Fig. 42. RELIEF ON A TOMB ALTAR FROM CHIUSI
In the Barracco Collection in Rome
Fig. 43. CINERARY URN FROM CHIUSI
TOMBA DEL CARDINALE
This tomb dates, as far as can be judged by the style of the painting, from the first half of the fourth century B.C.[115] From the beginning of the next century dates the Tomba del Cardinale at Corneto, which was discovered shortly after 1760,[116] then forgotten and filled in again, and finally reopened in 1786[117] by Cardinal Garambi, bishop of Corneto. It has suffered much by exposure to wind and weather and to tourists for more than a hundred and fifty years. It has a narrow frieze with battle scenes, doubtless mythological, but the interest is centred in the long narrow frieze of pictures under the ceiling. The subject of this is the march of the shades towards the other side ([fig. 46]). A woman is drawn on a two-wheeled cart by two winged demons, one light and the other blue-black, both wearing the traditional garb of the genii of death, familiar from the contemporary sarcophagi and cinerary urns: a shirt with braces, and high top boots. This is perhaps the young woman who is mentioned in the inscription of the tomb: ‘Ramtha, daughter of Vel and Vestrcni, who was wife (puia) of Larth Lartha, and who lived (valce instead of svalce) nineteen years.’ A young man follows in a long cloak: he turns round to a black, winged demon carrying a hammer ([fig. 47]).

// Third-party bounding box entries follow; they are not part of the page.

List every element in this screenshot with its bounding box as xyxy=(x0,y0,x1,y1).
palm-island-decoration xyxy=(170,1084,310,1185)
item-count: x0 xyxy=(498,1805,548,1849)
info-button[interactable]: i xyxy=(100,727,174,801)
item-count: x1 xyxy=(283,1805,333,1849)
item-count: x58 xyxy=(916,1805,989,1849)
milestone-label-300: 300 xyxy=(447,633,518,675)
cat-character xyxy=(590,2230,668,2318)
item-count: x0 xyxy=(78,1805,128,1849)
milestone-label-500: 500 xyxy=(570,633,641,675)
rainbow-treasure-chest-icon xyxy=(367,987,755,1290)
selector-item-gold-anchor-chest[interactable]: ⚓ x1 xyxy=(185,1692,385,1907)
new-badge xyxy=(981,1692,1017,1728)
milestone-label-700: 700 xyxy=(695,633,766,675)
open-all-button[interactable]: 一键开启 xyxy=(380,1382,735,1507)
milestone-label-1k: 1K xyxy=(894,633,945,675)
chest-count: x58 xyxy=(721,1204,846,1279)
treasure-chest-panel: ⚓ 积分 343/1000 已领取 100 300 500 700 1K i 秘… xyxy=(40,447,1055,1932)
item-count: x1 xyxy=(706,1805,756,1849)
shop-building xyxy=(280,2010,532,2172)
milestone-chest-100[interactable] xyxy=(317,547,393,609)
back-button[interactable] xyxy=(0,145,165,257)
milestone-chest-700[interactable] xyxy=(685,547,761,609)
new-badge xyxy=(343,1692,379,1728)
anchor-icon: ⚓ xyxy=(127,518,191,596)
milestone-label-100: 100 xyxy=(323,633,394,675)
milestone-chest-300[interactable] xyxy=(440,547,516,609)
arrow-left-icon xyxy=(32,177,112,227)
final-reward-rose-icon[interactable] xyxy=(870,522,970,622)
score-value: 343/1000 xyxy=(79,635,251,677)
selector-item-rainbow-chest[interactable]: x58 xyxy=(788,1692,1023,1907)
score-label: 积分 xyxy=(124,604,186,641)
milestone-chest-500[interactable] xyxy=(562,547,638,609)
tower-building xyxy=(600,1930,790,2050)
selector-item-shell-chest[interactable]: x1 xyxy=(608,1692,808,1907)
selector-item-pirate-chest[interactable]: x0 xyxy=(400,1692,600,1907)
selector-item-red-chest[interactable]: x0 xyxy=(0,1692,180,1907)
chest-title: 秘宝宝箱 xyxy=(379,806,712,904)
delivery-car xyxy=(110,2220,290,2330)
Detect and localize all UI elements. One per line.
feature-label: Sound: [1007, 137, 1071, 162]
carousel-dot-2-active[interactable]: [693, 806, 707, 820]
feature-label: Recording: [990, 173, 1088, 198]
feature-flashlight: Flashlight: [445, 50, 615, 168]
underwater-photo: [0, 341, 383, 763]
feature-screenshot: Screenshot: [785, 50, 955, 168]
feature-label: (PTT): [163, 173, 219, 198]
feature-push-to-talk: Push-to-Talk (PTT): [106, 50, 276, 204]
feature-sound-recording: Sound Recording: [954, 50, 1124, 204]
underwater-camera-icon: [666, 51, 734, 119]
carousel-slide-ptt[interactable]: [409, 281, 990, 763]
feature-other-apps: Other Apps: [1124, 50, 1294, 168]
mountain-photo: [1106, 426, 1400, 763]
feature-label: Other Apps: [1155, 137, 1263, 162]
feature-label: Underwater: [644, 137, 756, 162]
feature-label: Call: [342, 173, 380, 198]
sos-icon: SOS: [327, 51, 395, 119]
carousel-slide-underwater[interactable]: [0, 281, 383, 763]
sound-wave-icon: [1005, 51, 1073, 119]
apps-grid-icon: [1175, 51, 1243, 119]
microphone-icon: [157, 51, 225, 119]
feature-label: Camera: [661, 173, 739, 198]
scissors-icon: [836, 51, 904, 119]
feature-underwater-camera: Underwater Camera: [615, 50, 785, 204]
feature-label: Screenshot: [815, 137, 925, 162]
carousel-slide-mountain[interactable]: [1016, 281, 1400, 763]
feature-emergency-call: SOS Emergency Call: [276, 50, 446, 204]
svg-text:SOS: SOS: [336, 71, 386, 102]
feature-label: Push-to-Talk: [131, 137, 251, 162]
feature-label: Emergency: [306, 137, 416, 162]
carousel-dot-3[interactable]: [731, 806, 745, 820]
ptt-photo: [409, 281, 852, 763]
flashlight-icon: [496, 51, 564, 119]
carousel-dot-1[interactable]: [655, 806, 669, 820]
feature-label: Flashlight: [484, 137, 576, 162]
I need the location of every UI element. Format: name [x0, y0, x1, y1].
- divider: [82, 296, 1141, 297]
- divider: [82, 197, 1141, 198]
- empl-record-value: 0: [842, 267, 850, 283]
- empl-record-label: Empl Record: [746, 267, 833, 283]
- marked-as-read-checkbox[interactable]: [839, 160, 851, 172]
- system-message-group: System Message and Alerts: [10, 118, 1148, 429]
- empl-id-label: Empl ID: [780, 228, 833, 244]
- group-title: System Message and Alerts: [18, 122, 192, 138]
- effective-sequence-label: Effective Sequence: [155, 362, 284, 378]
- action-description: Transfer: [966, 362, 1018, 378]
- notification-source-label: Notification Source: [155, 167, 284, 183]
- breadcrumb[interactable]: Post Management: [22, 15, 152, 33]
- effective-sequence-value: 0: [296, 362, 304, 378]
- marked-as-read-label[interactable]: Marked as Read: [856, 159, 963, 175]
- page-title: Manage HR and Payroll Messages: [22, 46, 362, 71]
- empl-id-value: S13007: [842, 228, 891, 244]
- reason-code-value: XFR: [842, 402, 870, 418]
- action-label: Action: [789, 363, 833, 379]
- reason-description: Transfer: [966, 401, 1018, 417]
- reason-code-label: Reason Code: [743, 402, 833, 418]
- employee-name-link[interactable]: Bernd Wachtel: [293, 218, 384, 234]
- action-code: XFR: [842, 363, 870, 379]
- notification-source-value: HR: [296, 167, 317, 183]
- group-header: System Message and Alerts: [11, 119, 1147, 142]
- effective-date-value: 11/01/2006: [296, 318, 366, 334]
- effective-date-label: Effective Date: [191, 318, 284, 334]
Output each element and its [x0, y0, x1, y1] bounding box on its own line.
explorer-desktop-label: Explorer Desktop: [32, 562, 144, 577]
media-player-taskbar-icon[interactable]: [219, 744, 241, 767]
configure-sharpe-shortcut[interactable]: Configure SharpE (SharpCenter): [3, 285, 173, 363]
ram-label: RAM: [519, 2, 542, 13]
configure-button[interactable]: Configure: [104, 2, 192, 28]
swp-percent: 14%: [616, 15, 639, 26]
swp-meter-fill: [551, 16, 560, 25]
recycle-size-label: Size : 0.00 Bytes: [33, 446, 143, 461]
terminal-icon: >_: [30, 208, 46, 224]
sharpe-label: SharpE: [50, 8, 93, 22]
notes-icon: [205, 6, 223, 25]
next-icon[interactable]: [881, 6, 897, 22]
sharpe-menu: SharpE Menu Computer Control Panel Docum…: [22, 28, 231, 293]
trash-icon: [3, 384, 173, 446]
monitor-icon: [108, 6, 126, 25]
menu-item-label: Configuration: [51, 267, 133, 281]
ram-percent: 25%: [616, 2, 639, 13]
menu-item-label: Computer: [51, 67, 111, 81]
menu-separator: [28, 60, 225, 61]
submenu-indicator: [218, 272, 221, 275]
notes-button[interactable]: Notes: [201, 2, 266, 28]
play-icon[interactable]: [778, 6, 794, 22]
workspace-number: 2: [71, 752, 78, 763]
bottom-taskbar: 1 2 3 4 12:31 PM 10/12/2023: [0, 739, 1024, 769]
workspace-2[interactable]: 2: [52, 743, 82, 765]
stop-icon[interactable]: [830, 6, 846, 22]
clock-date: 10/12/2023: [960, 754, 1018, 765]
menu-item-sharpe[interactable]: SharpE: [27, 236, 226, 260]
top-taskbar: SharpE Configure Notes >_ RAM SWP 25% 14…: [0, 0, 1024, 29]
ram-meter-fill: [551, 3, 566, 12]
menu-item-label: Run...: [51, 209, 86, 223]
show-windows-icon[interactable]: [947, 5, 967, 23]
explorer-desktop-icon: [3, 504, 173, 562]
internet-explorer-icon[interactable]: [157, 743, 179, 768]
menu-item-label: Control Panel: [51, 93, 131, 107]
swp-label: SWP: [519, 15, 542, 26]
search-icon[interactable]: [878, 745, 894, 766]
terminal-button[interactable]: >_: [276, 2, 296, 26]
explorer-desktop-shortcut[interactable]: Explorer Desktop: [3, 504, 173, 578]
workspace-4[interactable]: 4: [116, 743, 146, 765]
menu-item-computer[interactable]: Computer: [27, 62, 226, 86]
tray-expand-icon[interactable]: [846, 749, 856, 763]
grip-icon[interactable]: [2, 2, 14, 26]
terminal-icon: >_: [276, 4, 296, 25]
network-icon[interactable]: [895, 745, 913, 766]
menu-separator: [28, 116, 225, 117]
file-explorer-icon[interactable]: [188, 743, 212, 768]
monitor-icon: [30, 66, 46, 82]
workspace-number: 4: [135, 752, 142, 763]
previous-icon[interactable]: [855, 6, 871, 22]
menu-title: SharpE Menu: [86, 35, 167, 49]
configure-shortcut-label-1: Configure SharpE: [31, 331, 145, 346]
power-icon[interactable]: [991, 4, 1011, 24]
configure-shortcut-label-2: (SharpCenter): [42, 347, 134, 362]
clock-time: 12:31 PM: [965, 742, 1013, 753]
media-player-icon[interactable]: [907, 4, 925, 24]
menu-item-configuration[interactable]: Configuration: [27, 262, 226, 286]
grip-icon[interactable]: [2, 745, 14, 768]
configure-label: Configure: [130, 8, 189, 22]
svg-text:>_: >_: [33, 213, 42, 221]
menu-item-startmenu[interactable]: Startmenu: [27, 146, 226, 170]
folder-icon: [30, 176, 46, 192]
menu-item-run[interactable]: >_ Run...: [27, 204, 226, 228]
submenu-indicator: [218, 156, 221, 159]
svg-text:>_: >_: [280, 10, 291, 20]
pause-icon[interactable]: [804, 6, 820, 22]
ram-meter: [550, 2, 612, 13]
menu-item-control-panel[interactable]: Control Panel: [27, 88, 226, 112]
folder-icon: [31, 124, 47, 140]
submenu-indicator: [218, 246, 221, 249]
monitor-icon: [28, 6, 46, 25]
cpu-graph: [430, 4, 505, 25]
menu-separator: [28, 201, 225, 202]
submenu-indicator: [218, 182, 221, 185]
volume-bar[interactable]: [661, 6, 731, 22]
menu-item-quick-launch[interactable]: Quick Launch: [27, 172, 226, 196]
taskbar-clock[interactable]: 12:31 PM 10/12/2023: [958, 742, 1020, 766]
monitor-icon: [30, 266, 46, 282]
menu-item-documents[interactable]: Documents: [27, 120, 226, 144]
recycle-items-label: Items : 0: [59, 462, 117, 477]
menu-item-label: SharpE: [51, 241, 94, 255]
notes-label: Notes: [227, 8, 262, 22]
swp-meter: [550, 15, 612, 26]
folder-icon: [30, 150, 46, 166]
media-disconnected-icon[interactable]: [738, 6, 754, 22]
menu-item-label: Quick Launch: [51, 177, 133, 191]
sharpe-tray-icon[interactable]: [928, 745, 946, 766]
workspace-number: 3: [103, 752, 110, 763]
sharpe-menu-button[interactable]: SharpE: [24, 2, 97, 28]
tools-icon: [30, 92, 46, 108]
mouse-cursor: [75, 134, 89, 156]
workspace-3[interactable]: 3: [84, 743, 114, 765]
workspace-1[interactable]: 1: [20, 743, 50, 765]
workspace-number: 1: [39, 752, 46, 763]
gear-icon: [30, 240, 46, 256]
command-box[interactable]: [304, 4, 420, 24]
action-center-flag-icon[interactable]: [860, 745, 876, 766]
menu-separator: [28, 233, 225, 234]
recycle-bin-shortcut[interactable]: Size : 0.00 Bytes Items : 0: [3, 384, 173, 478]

Beyond the gateway of the underworld behind him a devil of the same type is seated, and then comes a crowd of young people driven along by two devils, one of whom threatens them with his hammer.[118] A woman, who looks back moaning, is being brutally dragged along by two male demons, and at the end of the procession two winged devils are seen hastening forward, slender of limb and agile of movement, like poisonous insects. In a fragment of a frieze, which is now badly damaged, the Charun devil was once more seen in the act of crushing a skull with his hammer.[119]